Spatial Transcriptomic Analysis Reveals Associations between Genes and Cellular Topology in Breast and Prostate Cancers.

Abstract

Simple SummaryTissues consist of various cell types in complex spatial arrangements. These tissues require signaling between the cells and structural proteins to maintain their organization. Spatial arrangements or the organization of cells in tissue can be readily studied via imaging analysis of dissected tissue. In cancer tissues, there is, additionally, signaling between immune cells and between immune and cancer cells. The signaling molecules as well as the structural molecules can be readily measured using molecular profiling technology. Until now, there have not been ways to have both high-resolution imaging and high-resolution molecular profiling for the same locations in tissue. Now that the technology exists to measure both molecular profile and corresponding image, we can study the relationship between molecules in the tissue and the resultant tissue architecture in order to determine functional relationships between the two in cancer. We find that image features correspond well with extracellular matrix and other mechanisms that are important in tumor structure and aggressiveness.Background: Cancer is the leading cause of death worldwide with breast and prostate cancer the most common among women and men, respectively. Gene expression and image features are independently prognostic of patient survival; but until the advent of spatial transcriptomics (ST), it was not possible to determine how gene expression of cells was tied to their spatial relationships (i.e., topology). Methods: We identify topology-associated genes (TAGs) that correlate with 700 image topological features (ITFs) in breast and prostate cancer ST samples. Genes and image topological features are independently clustered and correlated with each other. Themes among genes correlated with ITFs are investigated by functional enrichment analysis. Results: Overall, topology-associated genes (TAG) corresponding to extracellular matrix (ECM) and Collagen Type I Trimer gene ontology terms are common to both prostate and breast cancer.

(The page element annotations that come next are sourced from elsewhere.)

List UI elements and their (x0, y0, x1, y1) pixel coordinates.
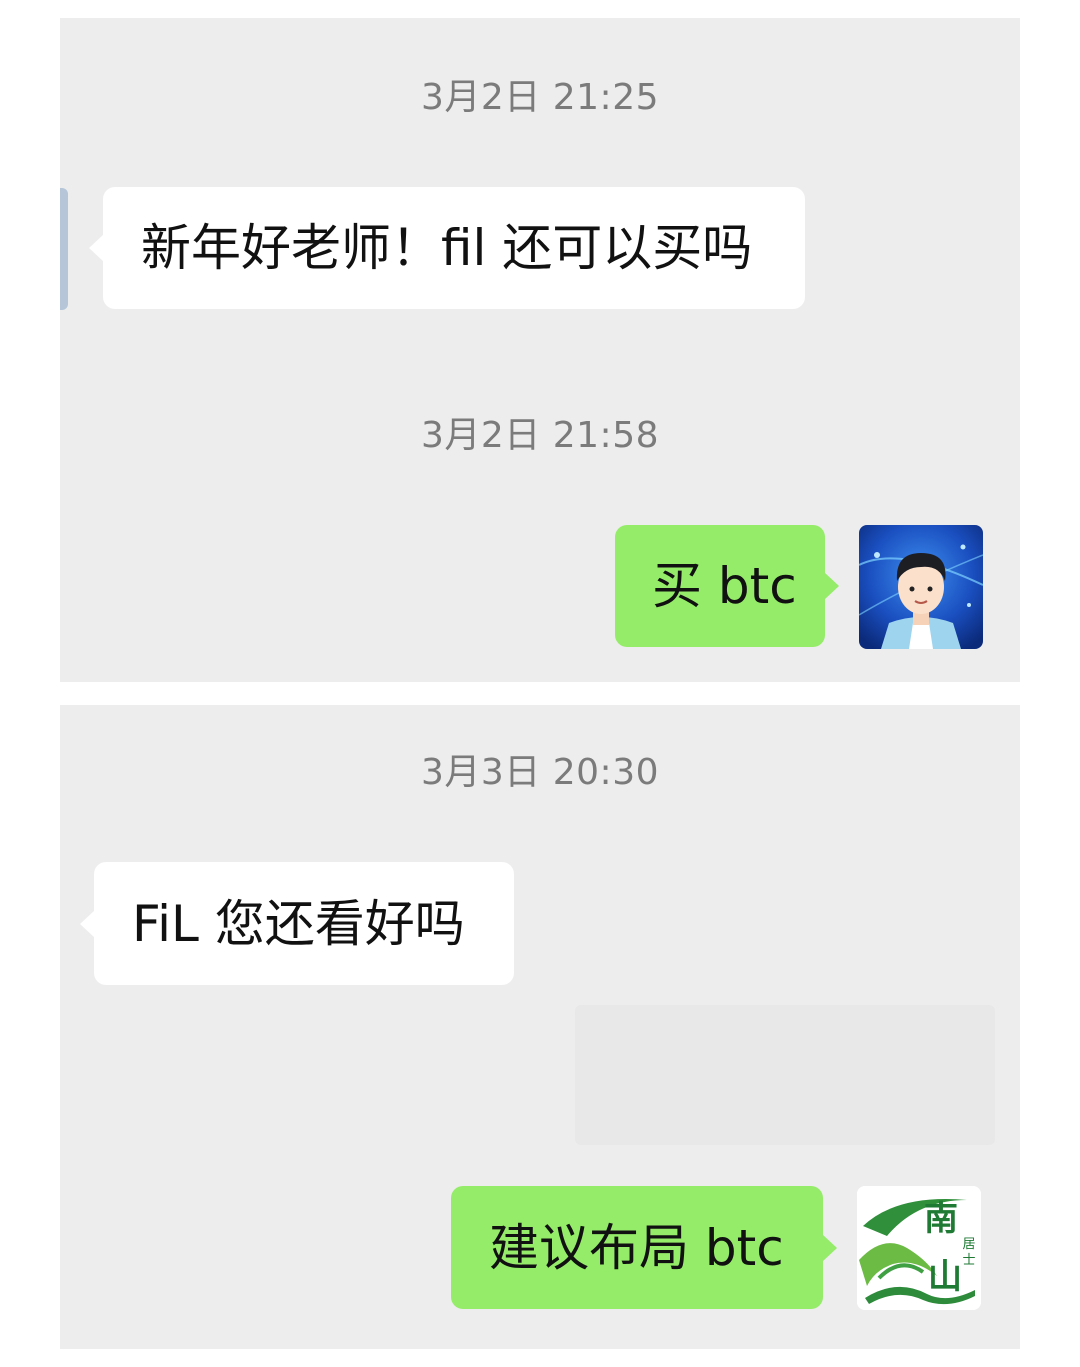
timestamp: 3月3日 20:30 (421, 752, 659, 793)
message-text: 新年好老师！fil 还可以买吗 (141, 219, 753, 277)
message-text: 建议布局 btc (489, 1218, 784, 1277)
incoming-message-bubble[interactable]: FiL 您还看好吗 (80, 862, 514, 985)
svg-text:山: 山 (928, 1257, 962, 1297)
cartoon-man-avatar-icon[interactable] (859, 525, 983, 649)
faded-watermark (575, 1005, 995, 1145)
outgoing-message-bubble[interactable]: 建议布局 btc (451, 1186, 837, 1309)
svg-text:南: 南 (924, 1199, 958, 1239)
message-text: 买 btc (652, 557, 797, 615)
outgoing-message-bubble[interactable]: 买 btc (615, 525, 839, 647)
partial-contact-avatar[interactable] (60, 188, 68, 310)
svg-text:士: 士 (962, 1253, 975, 1268)
timestamp: 3月2日 21:25 (421, 77, 659, 118)
chat-screenshot-panel-1: 3月2日 21:25 新年好老师！fil 还可以买吗 3月2日 21:58 买 … (60, 18, 1020, 682)
chat-screenshot-panel-2: 3月3日 20:30 FiL 您还看好吗 建议布局 btc 南 山 居 士 (60, 705, 1020, 1349)
message-text: FiL 您还看好吗 (132, 894, 465, 953)
incoming-message-bubble[interactable]: 新年好老师！fil 还可以买吗 (89, 187, 805, 309)
timestamp: 3月2日 21:58 (421, 415, 659, 456)
svg-text:居: 居 (962, 1237, 975, 1252)
nanshan-logo-icon[interactable]: 南 山 居 士 (857, 1186, 981, 1310)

In breast cancer specifically, we identify the ZAG-PIP Complex as a TAG. In prostate cancer, we identify distinct TAGs that are enriched for GI dysmotility and the IgA immunoglobulin complex. We identified TAGs in every ST slide regardless of cancer type. Conclusions: These TAGs are enriched for ontology terms, illustrating the biological relevance to our image topology features and their potential utility in diagnostic and prognostic models.